If I’m considered stuffy because I don’t enjoy movies that are all about sex, be it soft or hard, well all right. It is not that I am not comfortable with the human body. Trust me – I am. But I call it being protective of my sense of reality because, in my humble opinion, movies for the most part don’t show the realness of sex. Let me clarify that even further. They show much of the ecstasy, but rarely any of the messiness, the hardships, the consequences, the attachments that follow. They falsify and trivialize it over and over again.
If I’m branded a straight-laced girl because I chose to wait until after being married to make love to my husband, then that’s all right. But I do not see it as being naïve; I see it as making my virginity as a gift to be cherished by one man only. Although times were plenty when I wanted to “do it,” I reminded myself that to wait would be sweeter than the pleasure of the moment. There are no words that can wholly express how I felt giving myself to my husband, his knowing full well that no other person on earth would experience this moment with me. He understands that sex was not and still is not, in anyway, insignificant to me. It is fun and exciting, sure, but it always comes with an emotional security attached to it. And I don’t feel as if I “missed out” on anything by forgoing sex until after marriage. I have listened to a number of friends, male and female alike, who wished that they had waited, but they knew that they could never go back to that state. Plus, I never had to worry about unwanted pregnancies, STD or the emotional connection that comes with giving yourself so fully to someone else. All in all, I think I got the better outcome in the end.

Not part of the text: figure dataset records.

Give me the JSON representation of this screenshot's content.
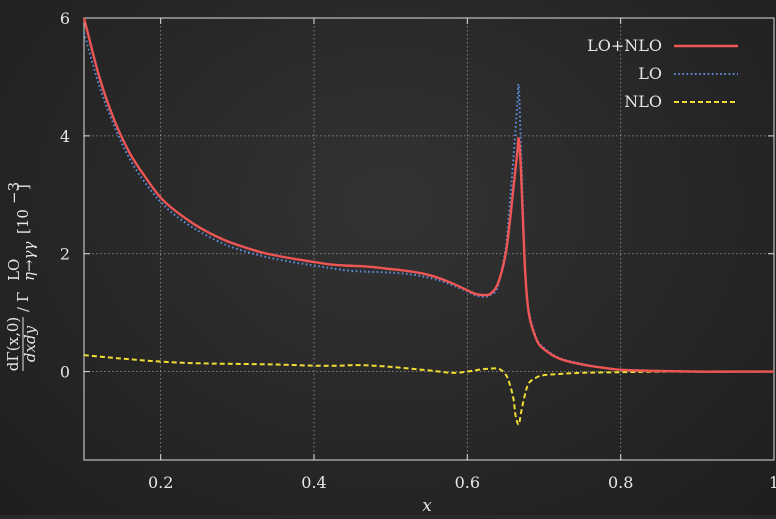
{
  "chart_data": {
    "type": "line",
    "title": "",
    "xlabel": "x",
    "ylabel": "dΓ(x,0)/dxdy / Γ^LO_{η→γγ} [10^-3]",
    "ylabel_parts": {
      "numerator": "dΓ(x,0)",
      "denominator": "dxdy",
      "gamma": "/ Γ",
      "gamma_sup": "LO",
      "gamma_sub": "η→γγ",
      "units": "[10",
      "units_exp": "−3",
      "units_close": "]"
    },
    "xlim": [
      0.1,
      1.0
    ],
    "ylim": [
      -1.5,
      6
    ],
    "x_ticks": [
      0.2,
      0.4,
      0.6,
      0.8,
      1
    ],
    "x_tick_labels": [
      "0.2",
      "0.4",
      "0.6",
      "0.8",
      "1"
    ],
    "y_ticks": [
      0,
      2,
      4,
      6
    ],
    "y_tick_labels": [
      "0",
      "2",
      "4",
      "6"
    ],
    "grid": true,
    "legend_position": "top-right",
    "series": [
      {
        "name": "LO+NLO",
        "color": "#ee5555",
        "style": "solid",
        "x": [
          0.1,
          0.12,
          0.14,
          0.16,
          0.18,
          0.2,
          0.22,
          0.25,
          0.28,
          0.3,
          0.33,
          0.35,
          0.38,
          0.4,
          0.42,
          0.44,
          0.46,
          0.48,
          0.5,
          0.52,
          0.54,
          0.56,
          0.58,
          0.6,
          0.61,
          0.62,
          0.63,
          0.64,
          0.65,
          0.655,
          0.66,
          0.665,
          0.667,
          0.67,
          0.675,
          0.68,
          0.69,
          0.7,
          0.72,
          0.75,
          0.78,
          0.8,
          0.85,
          0.9,
          0.95,
          1.0
        ],
        "y": [
          6.0,
          5.0,
          4.25,
          3.7,
          3.3,
          2.95,
          2.72,
          2.45,
          2.25,
          2.15,
          2.03,
          1.97,
          1.9,
          1.86,
          1.82,
          1.8,
          1.79,
          1.77,
          1.74,
          1.71,
          1.67,
          1.6,
          1.5,
          1.38,
          1.32,
          1.3,
          1.32,
          1.5,
          2.0,
          2.5,
          3.1,
          3.7,
          3.95,
          3.4,
          1.8,
          1.0,
          0.55,
          0.38,
          0.22,
          0.12,
          0.06,
          0.03,
          0.01,
          0.0,
          0.0,
          0.0
        ]
      },
      {
        "name": "LO",
        "color": "#5b8fe0",
        "style": "dotted",
        "x": [
          0.1,
          0.12,
          0.14,
          0.16,
          0.18,
          0.2,
          0.22,
          0.25,
          0.28,
          0.3,
          0.33,
          0.35,
          0.38,
          0.4,
          0.42,
          0.44,
          0.46,
          0.48,
          0.5,
          0.52,
          0.54,
          0.56,
          0.58,
          0.6,
          0.61,
          0.62,
          0.63,
          0.64,
          0.65,
          0.655,
          0.66,
          0.665,
          0.667,
          0.67,
          0.675,
          0.68,
          0.69,
          0.7,
          0.72,
          0.75,
          0.78,
          0.8,
          0.85,
          0.9,
          0.95,
          1.0
        ],
        "y": [
          5.75,
          4.85,
          4.15,
          3.6,
          3.2,
          2.88,
          2.64,
          2.38,
          2.18,
          2.08,
          1.97,
          1.91,
          1.84,
          1.8,
          1.76,
          1.72,
          1.7,
          1.69,
          1.68,
          1.66,
          1.62,
          1.56,
          1.47,
          1.36,
          1.3,
          1.27,
          1.3,
          1.45,
          2.1,
          2.8,
          3.6,
          4.5,
          4.85,
          3.8,
          1.9,
          1.05,
          0.57,
          0.4,
          0.23,
          0.13,
          0.06,
          0.03,
          0.01,
          0.0,
          0.0,
          0.0
        ]
      },
      {
        "name": "NLO",
        "color": "#eedd33",
        "style": "dashed",
        "x": [
          0.1,
          0.15,
          0.2,
          0.25,
          0.3,
          0.35,
          0.4,
          0.43,
          0.46,
          0.5,
          0.55,
          0.58,
          0.6,
          0.62,
          0.64,
          0.65,
          0.655,
          0.66,
          0.663,
          0.667,
          0.67,
          0.675,
          0.68,
          0.69,
          0.7,
          0.72,
          0.75,
          0.8,
          0.85,
          0.9,
          0.95,
          1.0
        ],
        "y": [
          0.28,
          0.22,
          0.17,
          0.14,
          0.13,
          0.12,
          0.1,
          0.1,
          0.11,
          0.08,
          0.02,
          -0.02,
          0.0,
          0.04,
          0.05,
          -0.05,
          -0.2,
          -0.45,
          -0.75,
          -0.9,
          -0.7,
          -0.4,
          -0.2,
          -0.1,
          -0.06,
          -0.04,
          -0.02,
          -0.01,
          0.0,
          0.0,
          0.0,
          0.0
        ]
      }
    ]
  }
}
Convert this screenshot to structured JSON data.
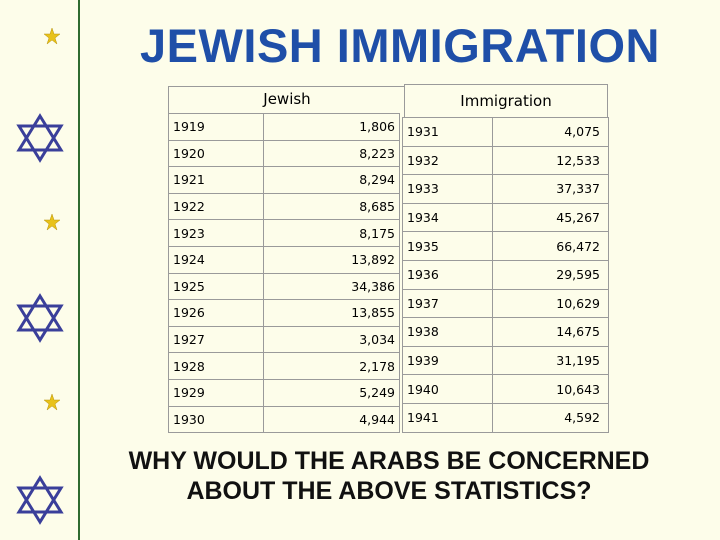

If not watching TV, even going so far as to not have cable by choice (Egads!!!) makes me silly/naïve/impractical/ unrealistic in the eyes of others, then I can live with those terms. But remember that I have other things with which to fill my time while the name caller is watching TV; I have time well-spent with my kids, books to cultivate my mind, a husband who longs to be with me, and friends who value playtime, brownies and coffee as much as I do. The name caller usually only has a poorly played laugh track.
I tell my kids that words are just words and just because someone calls you something, it doesn't make it a fact.
For example, when my daughter was teased about being “weird”, I called her a redhead. She looked at me and said, “No I’m not.” And I showed her how just because somebody says something, it doesn't always mean it’s true.
I guess I will have to follow my own words of comfort. I am what I am and that’s all that I am. I'm not a prude; I am a Christian… and that’s all right by me. And if you really know Christians, we are anything but prudes!